What is deja vu and why does it happen?

Holding - Inquiring Minds

by Dawn Brushammar

Dawn Brushammar.

Deja vu is the eerie feeling that an entire event or situation has happened before, even though it is completely illogical and impossible. The term comes from French, and means "already seen." It has also been described as "familiarity without awareness." Different surveys have shown that 30 to 70 percent of adults have experienced a deja vu episode. The phenomenon is most common among 15-25 year olds.

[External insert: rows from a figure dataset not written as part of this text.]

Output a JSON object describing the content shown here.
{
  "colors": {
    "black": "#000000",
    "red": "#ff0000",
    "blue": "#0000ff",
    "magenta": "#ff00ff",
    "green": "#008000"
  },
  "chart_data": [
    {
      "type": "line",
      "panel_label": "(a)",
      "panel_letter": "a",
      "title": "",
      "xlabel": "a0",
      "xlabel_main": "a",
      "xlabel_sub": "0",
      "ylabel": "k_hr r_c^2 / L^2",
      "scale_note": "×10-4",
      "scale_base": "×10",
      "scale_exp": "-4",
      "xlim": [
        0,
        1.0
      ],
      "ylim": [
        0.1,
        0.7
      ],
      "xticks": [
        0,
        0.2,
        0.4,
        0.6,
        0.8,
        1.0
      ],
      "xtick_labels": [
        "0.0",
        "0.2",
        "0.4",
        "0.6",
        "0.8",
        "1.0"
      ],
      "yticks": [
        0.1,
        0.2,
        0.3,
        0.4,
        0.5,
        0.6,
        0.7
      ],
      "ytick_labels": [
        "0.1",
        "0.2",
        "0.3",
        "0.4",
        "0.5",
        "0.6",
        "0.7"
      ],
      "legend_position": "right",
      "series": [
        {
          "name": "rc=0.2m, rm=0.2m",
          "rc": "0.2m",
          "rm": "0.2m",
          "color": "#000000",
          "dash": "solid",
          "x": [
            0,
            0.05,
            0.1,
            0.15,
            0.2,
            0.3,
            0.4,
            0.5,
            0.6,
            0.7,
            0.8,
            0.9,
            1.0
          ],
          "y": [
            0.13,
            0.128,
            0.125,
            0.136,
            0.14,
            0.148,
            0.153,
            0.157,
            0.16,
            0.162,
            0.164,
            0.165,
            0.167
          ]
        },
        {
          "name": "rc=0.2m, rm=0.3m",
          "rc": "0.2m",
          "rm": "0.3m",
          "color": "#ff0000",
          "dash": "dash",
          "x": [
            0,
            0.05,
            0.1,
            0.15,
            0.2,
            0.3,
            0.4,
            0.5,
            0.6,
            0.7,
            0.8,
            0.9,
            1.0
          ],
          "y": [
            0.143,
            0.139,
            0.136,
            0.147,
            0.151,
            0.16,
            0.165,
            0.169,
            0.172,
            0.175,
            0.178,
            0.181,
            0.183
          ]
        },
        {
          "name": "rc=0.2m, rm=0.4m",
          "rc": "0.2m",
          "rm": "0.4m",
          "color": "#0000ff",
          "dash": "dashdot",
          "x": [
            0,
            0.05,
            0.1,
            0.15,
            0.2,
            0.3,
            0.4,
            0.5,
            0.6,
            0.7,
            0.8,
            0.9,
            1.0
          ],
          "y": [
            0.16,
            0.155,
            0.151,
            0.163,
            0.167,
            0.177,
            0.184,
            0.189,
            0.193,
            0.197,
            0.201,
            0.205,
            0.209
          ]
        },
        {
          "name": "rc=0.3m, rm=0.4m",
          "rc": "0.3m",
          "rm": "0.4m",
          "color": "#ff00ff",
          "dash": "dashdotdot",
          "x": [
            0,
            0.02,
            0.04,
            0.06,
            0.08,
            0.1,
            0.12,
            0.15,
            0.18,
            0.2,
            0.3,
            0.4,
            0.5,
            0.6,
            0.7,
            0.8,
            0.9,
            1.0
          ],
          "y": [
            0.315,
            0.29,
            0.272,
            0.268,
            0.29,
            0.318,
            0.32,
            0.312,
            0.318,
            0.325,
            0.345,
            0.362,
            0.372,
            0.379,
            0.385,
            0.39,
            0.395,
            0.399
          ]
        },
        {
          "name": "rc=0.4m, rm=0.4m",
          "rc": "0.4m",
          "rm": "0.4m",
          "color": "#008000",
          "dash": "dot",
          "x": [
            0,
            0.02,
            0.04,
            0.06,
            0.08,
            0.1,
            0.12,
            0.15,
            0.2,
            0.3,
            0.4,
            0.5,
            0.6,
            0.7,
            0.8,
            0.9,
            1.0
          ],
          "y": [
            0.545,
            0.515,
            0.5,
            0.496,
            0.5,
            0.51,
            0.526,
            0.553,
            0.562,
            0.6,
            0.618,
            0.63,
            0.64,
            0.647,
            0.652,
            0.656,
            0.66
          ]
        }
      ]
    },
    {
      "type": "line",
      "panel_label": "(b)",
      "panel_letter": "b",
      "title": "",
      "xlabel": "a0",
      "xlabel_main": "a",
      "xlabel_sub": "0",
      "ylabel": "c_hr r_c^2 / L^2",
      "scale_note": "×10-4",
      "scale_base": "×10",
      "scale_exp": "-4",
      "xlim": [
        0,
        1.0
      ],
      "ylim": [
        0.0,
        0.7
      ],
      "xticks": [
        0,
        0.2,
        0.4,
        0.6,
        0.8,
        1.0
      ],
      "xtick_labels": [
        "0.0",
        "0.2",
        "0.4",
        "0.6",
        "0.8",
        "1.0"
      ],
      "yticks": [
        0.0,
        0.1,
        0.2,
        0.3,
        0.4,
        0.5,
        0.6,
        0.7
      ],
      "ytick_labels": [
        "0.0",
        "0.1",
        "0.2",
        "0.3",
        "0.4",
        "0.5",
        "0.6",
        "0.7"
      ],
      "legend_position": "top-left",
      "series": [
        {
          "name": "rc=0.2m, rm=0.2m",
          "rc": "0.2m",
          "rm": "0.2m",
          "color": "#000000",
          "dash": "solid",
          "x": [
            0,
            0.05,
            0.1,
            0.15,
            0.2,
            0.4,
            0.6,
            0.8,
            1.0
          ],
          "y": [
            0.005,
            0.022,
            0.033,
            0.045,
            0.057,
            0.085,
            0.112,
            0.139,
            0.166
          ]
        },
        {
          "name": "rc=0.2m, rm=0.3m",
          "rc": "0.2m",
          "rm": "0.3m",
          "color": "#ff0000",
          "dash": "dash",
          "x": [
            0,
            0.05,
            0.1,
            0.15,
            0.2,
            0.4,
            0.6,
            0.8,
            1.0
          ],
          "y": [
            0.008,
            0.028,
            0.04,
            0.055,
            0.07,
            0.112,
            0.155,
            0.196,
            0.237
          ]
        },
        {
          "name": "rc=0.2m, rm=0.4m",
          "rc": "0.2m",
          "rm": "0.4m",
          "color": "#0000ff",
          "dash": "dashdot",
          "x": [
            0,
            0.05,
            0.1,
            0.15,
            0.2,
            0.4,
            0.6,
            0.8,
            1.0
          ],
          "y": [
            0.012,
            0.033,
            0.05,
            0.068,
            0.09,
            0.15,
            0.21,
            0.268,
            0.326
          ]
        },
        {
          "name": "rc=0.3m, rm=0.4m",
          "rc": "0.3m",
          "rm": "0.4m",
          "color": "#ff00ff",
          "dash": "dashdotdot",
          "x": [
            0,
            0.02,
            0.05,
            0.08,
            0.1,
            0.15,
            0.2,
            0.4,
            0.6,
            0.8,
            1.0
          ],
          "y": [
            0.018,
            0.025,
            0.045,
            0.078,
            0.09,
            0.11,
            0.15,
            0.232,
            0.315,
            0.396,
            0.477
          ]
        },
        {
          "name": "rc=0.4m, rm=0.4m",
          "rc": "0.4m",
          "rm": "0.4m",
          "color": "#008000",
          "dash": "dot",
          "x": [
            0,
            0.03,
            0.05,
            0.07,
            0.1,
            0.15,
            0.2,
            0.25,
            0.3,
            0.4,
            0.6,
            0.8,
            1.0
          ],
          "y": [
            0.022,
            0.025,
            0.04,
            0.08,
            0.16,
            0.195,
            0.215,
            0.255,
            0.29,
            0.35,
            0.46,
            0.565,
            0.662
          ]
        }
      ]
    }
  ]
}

There are many theories that attempt to describe déjà vu, and as least as many differing views on what deja vu represents, ranging from a paranormal episode to a clinical psychiatric event. Some of the most common ideas about why deja vu occurs can be grouped into four general categories:

  1. We experience something in the present similar to a fantasy that exists in our deep subconscious. Sound like Freud? It was his idea. If the sensory information we receive in the present is similar enough to suppressed fantasy, the two combine and the line between fantasy and reality and past and present meld together.
  2. A type of matching occurs in our brains. A current event is so similar to a particular event in our memory that we seem to experience the event a second time. A related theory, called "global matching" is that a current event moderately similar to a large number of different events in our memories will trigger a feeling of familiarity.
  3. Sensory input taking a wrong turn is another possible cause of deja vu. This occurs when the information about an event skips over our short-term memory storage and heads directly to the long-term parking. Then, when we try to access the information a split second later, we get the false impression that it was stored long ago due to the delay in accessing it.
  4. The latest theory to surface is one that describes human memory storage as analogous to holograms. Just as each section of a hologram contains all of the information needed to produce a complete image, our brains can extrapolate the big picture from a small piece of memory. Small sections of a hologram may cause a fuzzy reproduction of the image. The same may occur in our brains; if we receive sensory information slightly similar to a piece of a past event, our brain may reproduce the whole image, causing deja vu.

We may never know for sure what causes the unnerving feeling that a unique event is happening for the second time or why we gain a sudden familiarity in unknown surroundings. It could be any or all of the above. Scientist also disagree on why deja vu occurs at a given time to an individual, citing reasons such as fatigue, drugs, emotional distress, epilepsy or just a random neurological misfire.